La Torah nous parle longuement d’Avraham Avinou et de Yaacov Avinou. Par contre, elle en dit peu sur Its’hak – ce n’est que dans la Paracha de cette semaine qu’il est le personnage central ; et même là, seul un récit concerne uniquement Its’hak, sans impliquer un autre Patriarche. Pourtant il vécut plus longtemps que son père et que son fils. Mais c’est précisément de ce « silence » concernant Its’hak que nous découvrons sa place dans le service divin.
La Guémara[1] affirme que les Avot décrivent le Temple de différentes façons. Avraham l’appelle « montagne », Its’hak le nomme « champ » tandis que Yaacov le considère comme une « maison ». Les commentateurs expliquent que ces différents titres nous montrent comment chaque Patriarche abordait la Avodat Hachem.[2] La montagne offre un paysage magnifique, du relief, une variété de couleurs. Avraham Avinou eut une vie mouvementée, il grimpa à un niveau extraordinaire, fut capable d’enseigner l’existence de D.ieu dans le monde.
La maison d’un individu représente l’endroit où des événements majeurs surviennent, mais aussi là où des situations banales et très matérielles se présentent. La vie de Yaacov Avinou fut majoritairement tournée vers des activités matérielles (traiter avec des personnes rusées comme Lavan, travailler plusieurs heures par jour…). Il réussit malgré tout à ennoblir ces actions, à les sanctifier.
Que symbolise le champ, le service divin d’Its’hak Avinou ? Contrairement à la montagne, le champ est plat et uni ; contrairement à la maison, il est assez dégarni et monotone. C’est toutefois un endroit très important, un lieu de travail intense pour une récolte maximale. La tâche d’Its’hak est caractérisée par une Avodat Hamidot (travail sur soi et amélioration du caractère) constante.
On comprend à présent pourquoi la Torah nous parle peu de lui. Sa vie ne fut pas jonchée d’événements majeurs, il n’enseigna pas à des milliers de gens. Il s’occupa de sa propre personnalité, s’améliorant jour après jour.
Les missions des trois Patriarches vont de pair avec les trois étapes que l’on expérimente souvent dans la vie.
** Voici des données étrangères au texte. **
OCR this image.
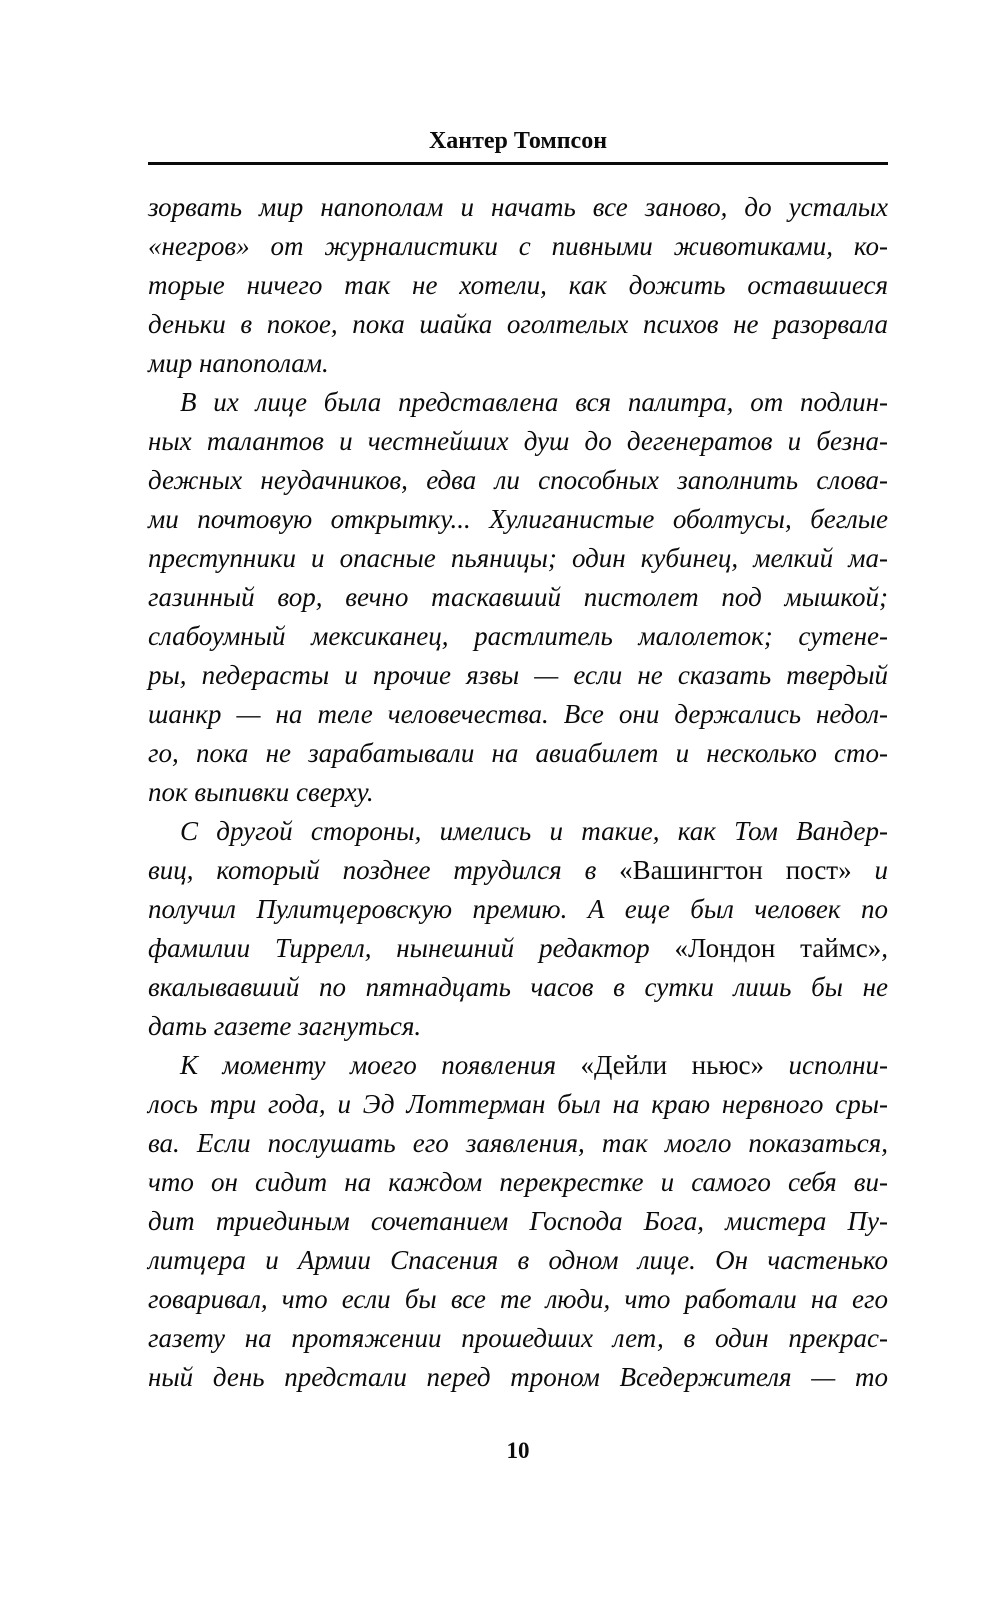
Хантер Томпсон
зорвать мир напополам и начать все заново, до усталых
«негров» от журналистики с пивными животиками, ко-
торые ничего так не хотели, как дожить оставшиеся
деньки в покое, пока шайка оголтелых психов не разорвала
мир напополам.
В их лице была представлена вся палитра, от подлин-
ных талантов и честнейших душ до дегенератов и безна-
дежных неудачников, едва ли способных заполнить слова-
ми почтовую открытку... Хулиганистые оболтусы, беглые
преступники и опасные пьяницы; один кубинец, мелкий ма-
газинный вор, вечно таскавший пистолет под мышкой;
слабоумный мексиканец, растлитель малолеток; сутене-
ры, педерасты и прочие язвы — если не сказать твердый
шанкр — на теле человечества. Все они держались недол-
го, пока не зарабатывали на авиабилет и несколько сто-
пок выпивки сверху.
С другой стороны, имелись и такие, как Том Вандер-
виц, который позднее трудился в «Вашингтон пост» и
получил Пулитцеровскую премию. А еще был человек по
фамилии Тиррелл, нынешний редактор «Лондон таймс»,
вкалывавший по пятнадцать часов в сутки лишь бы не
дать газете загнуться.
К моменту моего появления «Дейли ньюс» исполни-
лось три года, и Эд Лоттерман был на краю нервного сры-
ва. Если послушать его заявления, так могло показаться,
что он сидит на каждом перекрестке и самого себя ви-
дит триединым сочетанием Господа Бога, мистера Пу-
литцера и Армии Спасения в одном лице. Он частенько
говаривал, что если бы все те люди, что работали на его
газету на протяжении прошедших лет, в один прекрас-
ный день предстали перед троном Вседержителя — то
10
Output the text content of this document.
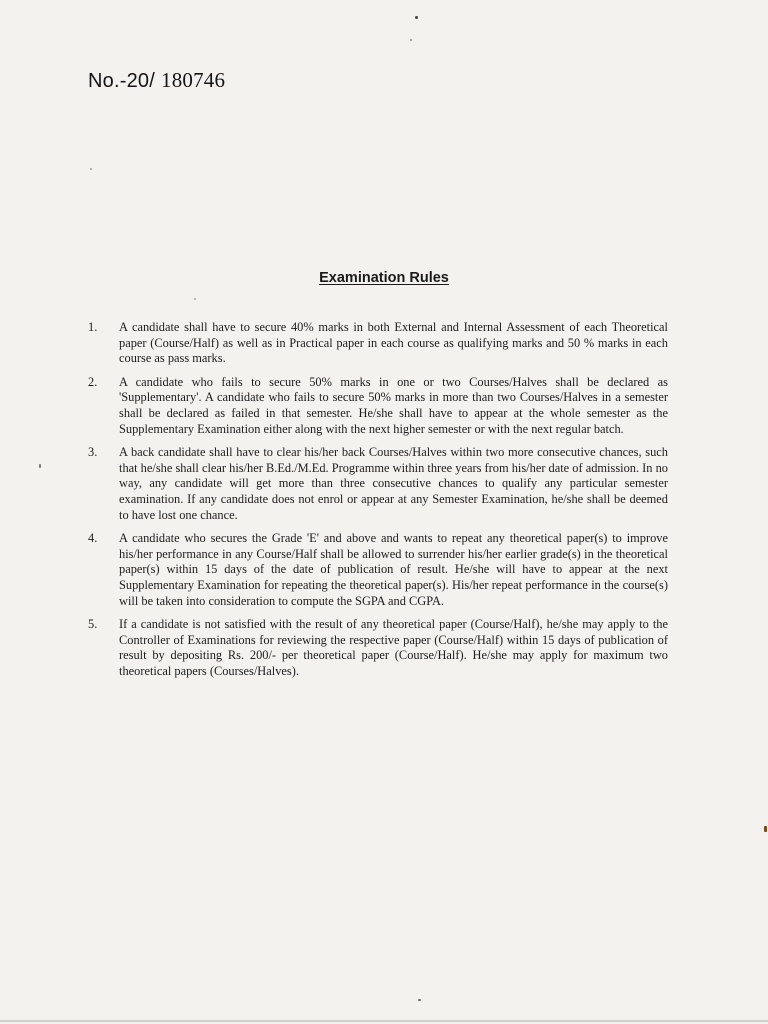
No.-20/ 180746
Examination Rules
1.	A candidate shall have to secure 40% marks in both External and Internal Assessment of each Theoretical paper (Course/Half) as well as in Practical paper in each course as qualifying marks and 50 % marks in each course as pass marks.
2.	A candidate who fails to secure 50% marks in one or two Courses/Halves shall be declared as 'Supplementary'. A candidate who fails to secure 50% marks in more than two Courses/Halves in a semester shall be declared as failed in that semester. He/she shall have to appear at the whole semester as the Supplementary Examination either along with the next higher semester or with the next regular batch.
3.	A back candidate shall have to clear his/her back Courses/Halves within two more consecutive chances, such that he/she shall clear his/her B.Ed./M.Ed. Programme within three years from his/her date of admission. In no way, any candidate will get more than three consecutive chances to qualify any particular semester examination. If any candidate does not enrol or appear at any Semester Examination, he/she shall be deemed to have lost one chance.
4.	A candidate who secures the Grade 'E' and above and wants to repeat any theoretical paper(s) to improve his/her performance in any Course/Half shall be allowed to surrender his/her earlier grade(s) in the theoretical paper(s) within 15 days of the date of publication of result. He/she will have to appear at the next Supplementary Examination for repeating the theoretical paper(s). His/her repeat performance in the course(s) will be taken into consideration to compute the SGPA and CGPA.
5.	If a candidate is not satisfied with the result of any theoretical paper (Course/Half), he/she may apply to the Controller of Examinations for reviewing the respective paper (Course/Half) within 15 days of publication of result by depositing Rs. 200/- per theoretical paper (Course/Half). He/she may apply for maximum two theoretical papers (Courses/Halves).
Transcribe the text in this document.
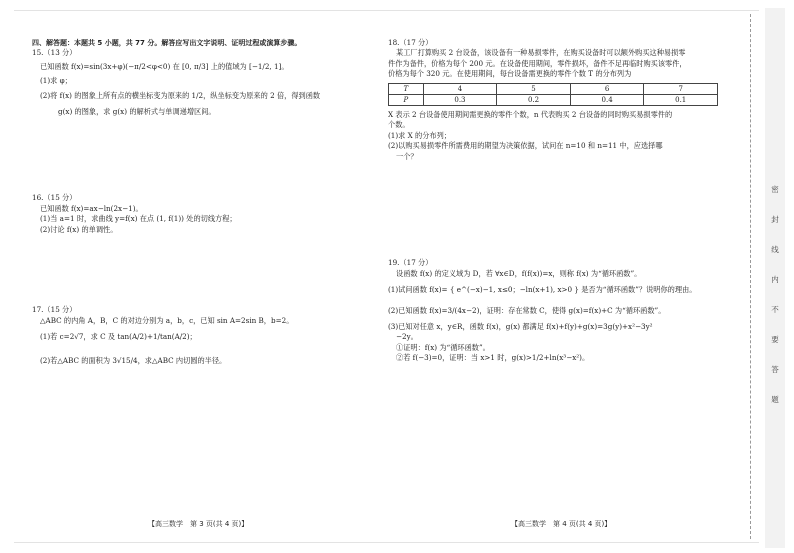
四、解答题：本题共 5 小题，共 77 分。解答应写出文字说明、证明过程或演算步骤。

15.（13 分）

已知函数 f(x)=sin(3x+φ)(−π/2<φ<0) 在 [0, π/3] 上的值域为 [−1/2, 1]。

(1)求 φ；

(2)将 f(x) 的图象上所有点的横坐标变为原来的 1/2，纵坐标变为原来的 2 倍，得到函数

g(x) 的图象，求 g(x) 的解析式与单调递增区间。

16.（15 分）

已知函数 f(x)=ax−ln(2x−1)。

(1)当 a=1 时，求曲线 y=f(x) 在点 (1, f(1)) 处的切线方程；

(2)讨论 f(x) 的单调性。

17.（15 分）

△ABC 的内角 A，B，C 的对边分别为 a，b，c，已知 sin A=2sin B，b=2。

(1)若 c=2√7，求 C 及 tan(A/2)+1/tan(A/2)；

(2)若△ABC 的面积为 3√15/4，求△ABC 内切圆的半径。

18.（17 分）

某工厂打算购买 2 台设备，该设备有一种易损零件，在购买设备时可以额外购买这种易损零

件作为备件，价格为每个 200 元。在设备使用期间，零件损坏，备件不足再临时购买该零件，

价格为每个 320 元。在使用期间，每台设备需更换的零件个数 T 的分布列为

T	4	5	6	7
P	0.3	0.2	0.4	0.1

X 表示 2 台设备使用期间需更换的零件个数，n 代表购买 2 台设备的同时购买易损零件的

个数。

(1)求 X 的分布列；

(2)以购买易损零件所需费用的期望为决策依据，试问在 n=10 和 n=11 中，应选择哪

一个？

19.（17 分）

设函数 f(x) 的定义域为 D，若 ∀x∈D，f(f(x))=x，则称 f(x) 为“循环函数”。

(1)试问函数 f(x)= { e^(−x)−1, x≤0；−ln(x+1), x>0 } 是否为“循环函数”？说明你的理由。

(2)已知函数 f(x)=3/(4x−2)，证明：存在常数 C，使得 g(x)=f(x)+C 为“循环函数”。

(3)已知对任意 x，y∈R，函数 f(x)，g(x) 都满足 f(x)+f(y)+g(x)=3g(y)+x²−3y²

−2y。

①证明：f(x) 为“循环函数”。

②若 f(−3)=0，证明：当 x>1 时，g(x)>1/2+ln(x³−x²)。

【高三数学　第 3 页(共 4 页)】	【高三数学　第 4 页(共 4 页)】
密
封
线
内
不
要
答
题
La première est la phase d’inspiration, qui marque le début d’une entreprise, d’une relation. Celle-ci est liée à Avraham. La seconde commence lorsque le charme du départ se dissipe et que l’on réalise que la tâche n’est pas aussi simple qu’elle le paraît. Et la troisième, qui correspond à Yaacov, vient après les efforts, quand on récolte les fruits de notre dur labeur. Its’hak incarne l’étape intermédiaire, quand l’excitation du début disparaît et qu’un long et difficile travail reste à effectuer.
Notre quotidien est rythmé par ce modèle, par cette particularité d’Its’hak Avinou dans la Avodat Hachem. Quand on lance un projet, ou que l’on veut progresser spirituellement, on est souvent « tout feu tout flamme » en début de parcours. Puis on réalise que pour devenir un Eved Hachem, il faut travailler dur. C’est la leçon que l’on peut tirer d’Its’hak : il représente l’étape qui n’est pas nécessairement excitante, qui n’implique pas d’événement majeur, mais plutôt une amélioration de soi continue.
Quand on raconte la vie des Guédolim, on nous parle souvent les grandes choses qu’ils ont accomplies à un âge déjà avancé. Mais il est évident que cette grandeur ne fut atteinte qu’à travers de longues années consacrées à l’étude de la Torah et à l’amélioration du caractère. On demanda à un homme qui avait étudié dans la même Yéchiva que Rav Moché Feinstein ce qu’il pouvait relater sur ce dernier, dans sa jeunesse. Il répondit qu’il n’y avait aucune histoire marquante – à la Yéchiva, Rav Moché étudiait, tout simplement ! C’est cette constance et cette détermination qui créa le Gadol Hador dont nous avons tous entendu parler.
On comprend mieux la pertinence de la vie d’Its’hak Avinou dans la nôtre. Cela touche chacun, toute tranche d’âge confondue. Pour s’élever et atteindre la grandeur, il faut être déterminé à fournir de gros efforts et à consacrer beaucoup de temps à l’étude, au travail sur soi et à notre lien avec Hachem.
Puissions-nous émuler notre Patriarche Its’hak, fournir les efforts nécessaires pour arriver à la troisième étape – celle où nous apprécions les résultats de notre travail.
[1] Pessa’him, 88a.
[2] Voir Ben Yéhoyada, Pessa’him, 88a.